Apfelstrudel Muffins

Dieses Rezept hat meine Mama gestern gemacht und das war so gut, das muss ich gleich posten.

Für 12 Stück:

4 Blätter Strudelteig

1 kg Elstar Äpfel

50 g Zucker

3 EL Butter geschmolzen

Saft einer halben Zitrone

1 TL Zimt

1 EL Speisestärke

Ofen vorheizen.

Teigblätter 10 min. bei Zimmertemperatur ruhen lassen, inzwischen die Füllung zubereiten:

Äpfel schälen, entkernen und in kleine Würfel schneiden, 2 EL Butter im Topf mit dem Zucker bestreuen und darin die Äpfel karamellisieren. Mit Zitronensaft ablöschen und mit Zimt abschmecken. Stärke in 2 EL kaltem Wasser glatt rühren, zum Apfelkompott geben und kurz einkochen.

Die Teigblätter jetzt aufrollen und in 9 Stücke schneiden, jeweils 3 Quadrate versetzt in mit Butter gefettete Muffinförmchen legen, immer mit Butter bestreichen und leicht andrücken. Mit Apfelkompott befüllen und bei 180 Grad ca. 10 Minuten backen.

Dazu kann man Vanillesauce oder Rumsahne servieren. Das ging jedoch nicht, denn da waren sie bereits weg….

 

Mama sagt, man kann sie auch gut einfrieren- wie gesagt, falls welche übrig bleiben….

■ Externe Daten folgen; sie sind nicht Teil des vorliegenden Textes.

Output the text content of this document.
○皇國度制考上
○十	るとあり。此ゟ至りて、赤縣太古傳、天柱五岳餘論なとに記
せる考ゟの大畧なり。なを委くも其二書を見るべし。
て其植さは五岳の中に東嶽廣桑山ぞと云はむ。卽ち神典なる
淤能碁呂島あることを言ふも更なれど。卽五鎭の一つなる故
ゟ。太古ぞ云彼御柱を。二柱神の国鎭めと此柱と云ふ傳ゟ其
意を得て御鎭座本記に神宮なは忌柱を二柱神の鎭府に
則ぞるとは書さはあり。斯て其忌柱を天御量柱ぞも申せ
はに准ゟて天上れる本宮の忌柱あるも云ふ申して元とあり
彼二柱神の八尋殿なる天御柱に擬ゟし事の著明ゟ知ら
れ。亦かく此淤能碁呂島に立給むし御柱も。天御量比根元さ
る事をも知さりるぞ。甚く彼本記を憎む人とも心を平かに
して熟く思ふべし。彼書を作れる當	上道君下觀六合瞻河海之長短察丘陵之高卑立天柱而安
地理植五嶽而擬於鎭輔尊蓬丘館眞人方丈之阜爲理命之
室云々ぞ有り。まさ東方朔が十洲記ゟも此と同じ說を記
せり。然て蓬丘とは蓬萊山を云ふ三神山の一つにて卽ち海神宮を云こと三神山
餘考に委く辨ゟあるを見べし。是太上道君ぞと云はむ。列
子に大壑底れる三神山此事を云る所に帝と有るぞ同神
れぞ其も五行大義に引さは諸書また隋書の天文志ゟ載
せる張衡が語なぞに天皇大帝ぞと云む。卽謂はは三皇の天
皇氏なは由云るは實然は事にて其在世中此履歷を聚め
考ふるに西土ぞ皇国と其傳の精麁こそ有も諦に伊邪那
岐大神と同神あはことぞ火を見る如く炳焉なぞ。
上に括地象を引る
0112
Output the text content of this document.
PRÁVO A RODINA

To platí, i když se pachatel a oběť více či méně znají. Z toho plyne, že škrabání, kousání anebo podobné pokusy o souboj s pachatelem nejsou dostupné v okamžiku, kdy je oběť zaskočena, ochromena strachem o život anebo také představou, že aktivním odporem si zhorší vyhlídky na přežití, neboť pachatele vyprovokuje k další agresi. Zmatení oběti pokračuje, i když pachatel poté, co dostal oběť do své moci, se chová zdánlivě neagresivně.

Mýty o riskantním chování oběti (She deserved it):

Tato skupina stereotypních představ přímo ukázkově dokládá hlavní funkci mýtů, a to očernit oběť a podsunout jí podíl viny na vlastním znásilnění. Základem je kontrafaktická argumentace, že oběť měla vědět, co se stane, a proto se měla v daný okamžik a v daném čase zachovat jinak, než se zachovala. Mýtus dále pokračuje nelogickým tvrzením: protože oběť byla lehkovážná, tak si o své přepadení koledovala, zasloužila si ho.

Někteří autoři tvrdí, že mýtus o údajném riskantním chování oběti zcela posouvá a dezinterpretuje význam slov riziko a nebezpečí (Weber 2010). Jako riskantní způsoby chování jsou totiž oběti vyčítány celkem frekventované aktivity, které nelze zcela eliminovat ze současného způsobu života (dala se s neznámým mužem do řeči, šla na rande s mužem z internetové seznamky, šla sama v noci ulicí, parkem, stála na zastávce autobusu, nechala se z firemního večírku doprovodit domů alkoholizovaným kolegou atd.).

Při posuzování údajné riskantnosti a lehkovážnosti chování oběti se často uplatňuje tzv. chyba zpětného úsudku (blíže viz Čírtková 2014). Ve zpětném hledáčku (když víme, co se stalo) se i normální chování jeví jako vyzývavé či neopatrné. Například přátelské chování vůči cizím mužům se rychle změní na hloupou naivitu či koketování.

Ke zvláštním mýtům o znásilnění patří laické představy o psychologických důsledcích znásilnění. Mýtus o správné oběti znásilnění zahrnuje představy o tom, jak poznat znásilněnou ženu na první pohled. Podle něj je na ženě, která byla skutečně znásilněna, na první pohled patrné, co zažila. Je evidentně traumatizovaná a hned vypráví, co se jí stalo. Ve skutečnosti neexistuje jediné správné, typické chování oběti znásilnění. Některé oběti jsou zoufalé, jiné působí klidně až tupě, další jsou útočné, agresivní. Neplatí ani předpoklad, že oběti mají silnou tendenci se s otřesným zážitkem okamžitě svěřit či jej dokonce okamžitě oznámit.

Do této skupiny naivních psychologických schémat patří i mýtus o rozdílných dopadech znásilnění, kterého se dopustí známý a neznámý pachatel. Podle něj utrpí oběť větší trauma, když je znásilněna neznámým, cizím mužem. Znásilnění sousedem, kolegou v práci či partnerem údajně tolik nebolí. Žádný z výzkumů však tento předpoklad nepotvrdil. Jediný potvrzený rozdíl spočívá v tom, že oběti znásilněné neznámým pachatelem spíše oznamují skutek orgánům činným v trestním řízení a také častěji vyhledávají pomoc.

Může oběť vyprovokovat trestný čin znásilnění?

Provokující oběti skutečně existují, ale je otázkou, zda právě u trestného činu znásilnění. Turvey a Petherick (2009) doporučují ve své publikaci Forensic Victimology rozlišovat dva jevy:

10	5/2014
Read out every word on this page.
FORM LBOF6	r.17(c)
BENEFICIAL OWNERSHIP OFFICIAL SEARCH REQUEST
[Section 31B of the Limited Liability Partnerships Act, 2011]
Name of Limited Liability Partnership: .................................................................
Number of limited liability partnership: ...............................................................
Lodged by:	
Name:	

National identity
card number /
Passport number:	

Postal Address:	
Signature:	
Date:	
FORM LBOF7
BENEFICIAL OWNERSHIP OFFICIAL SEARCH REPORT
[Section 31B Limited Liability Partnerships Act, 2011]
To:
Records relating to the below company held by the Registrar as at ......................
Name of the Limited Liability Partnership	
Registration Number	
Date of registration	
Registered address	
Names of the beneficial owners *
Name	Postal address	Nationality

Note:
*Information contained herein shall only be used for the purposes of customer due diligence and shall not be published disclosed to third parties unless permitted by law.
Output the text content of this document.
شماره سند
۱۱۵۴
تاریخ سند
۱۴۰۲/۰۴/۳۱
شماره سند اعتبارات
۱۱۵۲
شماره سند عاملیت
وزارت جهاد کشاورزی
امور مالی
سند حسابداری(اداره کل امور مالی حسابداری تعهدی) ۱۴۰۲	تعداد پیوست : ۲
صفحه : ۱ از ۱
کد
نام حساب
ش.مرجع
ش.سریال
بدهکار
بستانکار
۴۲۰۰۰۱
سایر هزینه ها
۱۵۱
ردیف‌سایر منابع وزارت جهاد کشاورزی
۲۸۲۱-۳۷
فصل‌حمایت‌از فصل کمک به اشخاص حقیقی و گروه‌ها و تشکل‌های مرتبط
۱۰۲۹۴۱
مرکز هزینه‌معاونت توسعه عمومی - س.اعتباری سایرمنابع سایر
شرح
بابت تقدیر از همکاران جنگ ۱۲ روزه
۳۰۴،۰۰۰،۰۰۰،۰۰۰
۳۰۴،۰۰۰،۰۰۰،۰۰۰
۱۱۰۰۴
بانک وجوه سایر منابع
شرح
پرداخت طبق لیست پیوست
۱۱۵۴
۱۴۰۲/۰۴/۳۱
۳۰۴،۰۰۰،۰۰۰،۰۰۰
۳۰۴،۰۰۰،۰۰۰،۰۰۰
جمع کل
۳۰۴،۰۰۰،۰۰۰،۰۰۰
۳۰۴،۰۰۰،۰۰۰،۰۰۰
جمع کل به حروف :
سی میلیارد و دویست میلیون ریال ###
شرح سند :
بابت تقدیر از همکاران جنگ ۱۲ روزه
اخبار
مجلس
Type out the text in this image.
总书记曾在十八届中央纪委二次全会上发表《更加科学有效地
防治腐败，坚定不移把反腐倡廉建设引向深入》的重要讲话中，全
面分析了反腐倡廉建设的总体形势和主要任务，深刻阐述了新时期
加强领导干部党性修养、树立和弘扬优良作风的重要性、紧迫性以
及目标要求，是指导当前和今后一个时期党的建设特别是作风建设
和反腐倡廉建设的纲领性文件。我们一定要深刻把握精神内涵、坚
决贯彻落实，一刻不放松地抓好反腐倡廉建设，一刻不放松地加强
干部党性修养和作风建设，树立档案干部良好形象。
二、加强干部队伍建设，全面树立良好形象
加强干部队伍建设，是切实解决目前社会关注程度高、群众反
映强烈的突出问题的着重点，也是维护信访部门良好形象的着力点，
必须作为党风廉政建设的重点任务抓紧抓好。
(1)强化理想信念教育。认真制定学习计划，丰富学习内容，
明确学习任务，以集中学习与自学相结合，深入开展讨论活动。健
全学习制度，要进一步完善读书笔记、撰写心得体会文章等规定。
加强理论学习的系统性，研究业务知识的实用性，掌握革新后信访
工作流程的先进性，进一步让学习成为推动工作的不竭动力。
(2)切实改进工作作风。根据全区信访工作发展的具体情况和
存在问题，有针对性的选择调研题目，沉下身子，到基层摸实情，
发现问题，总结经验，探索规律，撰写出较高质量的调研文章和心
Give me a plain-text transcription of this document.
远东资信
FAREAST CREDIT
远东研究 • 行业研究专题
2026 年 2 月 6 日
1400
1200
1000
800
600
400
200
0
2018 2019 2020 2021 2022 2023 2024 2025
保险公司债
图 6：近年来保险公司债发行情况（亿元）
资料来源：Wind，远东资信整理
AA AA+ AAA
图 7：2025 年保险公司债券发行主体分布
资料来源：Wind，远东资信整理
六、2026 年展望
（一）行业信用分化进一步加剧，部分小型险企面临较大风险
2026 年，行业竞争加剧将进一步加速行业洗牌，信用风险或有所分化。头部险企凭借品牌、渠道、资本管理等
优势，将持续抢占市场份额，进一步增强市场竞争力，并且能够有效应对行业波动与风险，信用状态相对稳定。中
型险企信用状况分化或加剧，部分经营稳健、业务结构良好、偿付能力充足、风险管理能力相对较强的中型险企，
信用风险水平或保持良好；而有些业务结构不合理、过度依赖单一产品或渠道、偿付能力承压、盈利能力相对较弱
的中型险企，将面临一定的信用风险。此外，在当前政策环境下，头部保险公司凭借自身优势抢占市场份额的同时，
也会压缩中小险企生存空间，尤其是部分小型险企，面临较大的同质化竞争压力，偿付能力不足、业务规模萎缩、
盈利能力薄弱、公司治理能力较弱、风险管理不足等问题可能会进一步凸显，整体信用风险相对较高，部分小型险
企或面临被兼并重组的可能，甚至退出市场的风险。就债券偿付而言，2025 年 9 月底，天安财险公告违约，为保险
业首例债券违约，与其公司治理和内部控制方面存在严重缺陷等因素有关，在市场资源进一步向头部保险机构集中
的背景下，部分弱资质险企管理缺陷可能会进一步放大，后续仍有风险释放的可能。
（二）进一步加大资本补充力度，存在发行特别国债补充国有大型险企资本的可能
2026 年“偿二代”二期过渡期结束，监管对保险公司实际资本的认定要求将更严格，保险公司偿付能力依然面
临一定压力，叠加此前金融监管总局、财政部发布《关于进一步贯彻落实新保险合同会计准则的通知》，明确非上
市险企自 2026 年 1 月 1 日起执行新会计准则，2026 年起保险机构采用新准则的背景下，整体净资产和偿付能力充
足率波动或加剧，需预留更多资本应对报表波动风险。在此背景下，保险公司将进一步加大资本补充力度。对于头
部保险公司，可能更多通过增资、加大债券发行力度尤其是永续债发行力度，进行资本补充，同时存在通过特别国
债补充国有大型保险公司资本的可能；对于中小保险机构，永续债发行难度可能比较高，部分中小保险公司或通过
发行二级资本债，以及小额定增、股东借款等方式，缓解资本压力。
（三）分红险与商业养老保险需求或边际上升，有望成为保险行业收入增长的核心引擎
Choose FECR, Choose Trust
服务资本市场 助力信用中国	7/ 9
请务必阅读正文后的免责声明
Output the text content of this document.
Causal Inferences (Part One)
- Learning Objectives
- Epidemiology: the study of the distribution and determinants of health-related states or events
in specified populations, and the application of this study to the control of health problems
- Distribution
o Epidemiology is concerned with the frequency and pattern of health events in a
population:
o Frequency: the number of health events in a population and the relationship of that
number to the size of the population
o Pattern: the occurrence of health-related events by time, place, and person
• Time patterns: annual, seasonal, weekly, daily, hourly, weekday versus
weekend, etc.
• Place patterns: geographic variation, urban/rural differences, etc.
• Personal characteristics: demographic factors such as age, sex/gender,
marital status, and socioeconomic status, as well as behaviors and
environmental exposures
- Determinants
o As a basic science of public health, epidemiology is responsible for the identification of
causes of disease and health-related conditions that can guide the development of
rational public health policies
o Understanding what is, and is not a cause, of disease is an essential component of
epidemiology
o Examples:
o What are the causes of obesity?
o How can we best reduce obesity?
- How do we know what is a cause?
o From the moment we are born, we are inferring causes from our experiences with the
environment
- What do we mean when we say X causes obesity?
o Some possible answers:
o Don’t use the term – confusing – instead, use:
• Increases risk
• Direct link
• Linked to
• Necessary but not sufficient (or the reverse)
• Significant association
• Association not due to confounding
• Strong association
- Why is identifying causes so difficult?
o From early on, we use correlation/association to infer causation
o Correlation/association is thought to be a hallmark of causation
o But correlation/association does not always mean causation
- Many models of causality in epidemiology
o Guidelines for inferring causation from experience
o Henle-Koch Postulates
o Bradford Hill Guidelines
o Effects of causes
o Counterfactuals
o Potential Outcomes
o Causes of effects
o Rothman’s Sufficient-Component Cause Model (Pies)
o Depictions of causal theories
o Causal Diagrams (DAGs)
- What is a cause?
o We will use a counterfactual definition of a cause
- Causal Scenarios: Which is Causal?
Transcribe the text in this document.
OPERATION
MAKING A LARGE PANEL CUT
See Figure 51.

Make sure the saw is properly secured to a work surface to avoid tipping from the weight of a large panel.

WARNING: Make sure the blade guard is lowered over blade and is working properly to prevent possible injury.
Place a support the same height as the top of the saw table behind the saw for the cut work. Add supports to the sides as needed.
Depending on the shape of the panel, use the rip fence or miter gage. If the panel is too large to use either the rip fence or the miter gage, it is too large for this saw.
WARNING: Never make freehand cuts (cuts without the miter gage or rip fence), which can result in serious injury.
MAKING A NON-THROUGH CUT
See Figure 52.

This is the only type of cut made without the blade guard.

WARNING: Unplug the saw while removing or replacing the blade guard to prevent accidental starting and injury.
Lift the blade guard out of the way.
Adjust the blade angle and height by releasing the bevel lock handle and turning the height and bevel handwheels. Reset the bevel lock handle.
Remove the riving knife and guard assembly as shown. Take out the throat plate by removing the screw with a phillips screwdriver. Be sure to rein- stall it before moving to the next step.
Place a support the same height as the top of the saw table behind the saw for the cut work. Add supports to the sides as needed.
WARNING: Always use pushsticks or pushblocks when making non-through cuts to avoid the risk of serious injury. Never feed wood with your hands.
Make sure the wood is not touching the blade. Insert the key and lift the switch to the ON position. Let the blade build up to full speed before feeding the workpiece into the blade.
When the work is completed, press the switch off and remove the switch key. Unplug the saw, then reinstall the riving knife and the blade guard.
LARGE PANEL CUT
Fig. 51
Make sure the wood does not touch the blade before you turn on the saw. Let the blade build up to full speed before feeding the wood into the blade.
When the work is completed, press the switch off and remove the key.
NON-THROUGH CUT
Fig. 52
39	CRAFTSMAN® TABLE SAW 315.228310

Pete sagt: Vermutlich liegt der Ursprung des Strudelteiges in Arabien, von wo aus er über Ägypten, Palästina und Syrien bis in die Türkei gebracht wurde. Von dort aus gelangte das Rezept nach der Eroberung Konstantinopels im Jahr 1453, möglicherweise aus der türkischen Baklava oder einem gefüllten Fladenbrot weiterentwickelt, über den Balkan nach Wien. Dabei diente die Speise als Marschverpflegung, da sie lange haltbar war. Zu Zeiten der Donaumonarchie kam der Apfelstrudel (ungarisch: Almás rétes) aus Ungarn nach Wien. Während der Türkenbelagerungen im 16. und 17. Jahrhundert erlernten die Ungarn die Zubereitung des hauchdünnen, von Hand gezogenen Teigs. Im Jahre 1696 wurde der Apfelstrudel erstmals schriftlich erwähnt.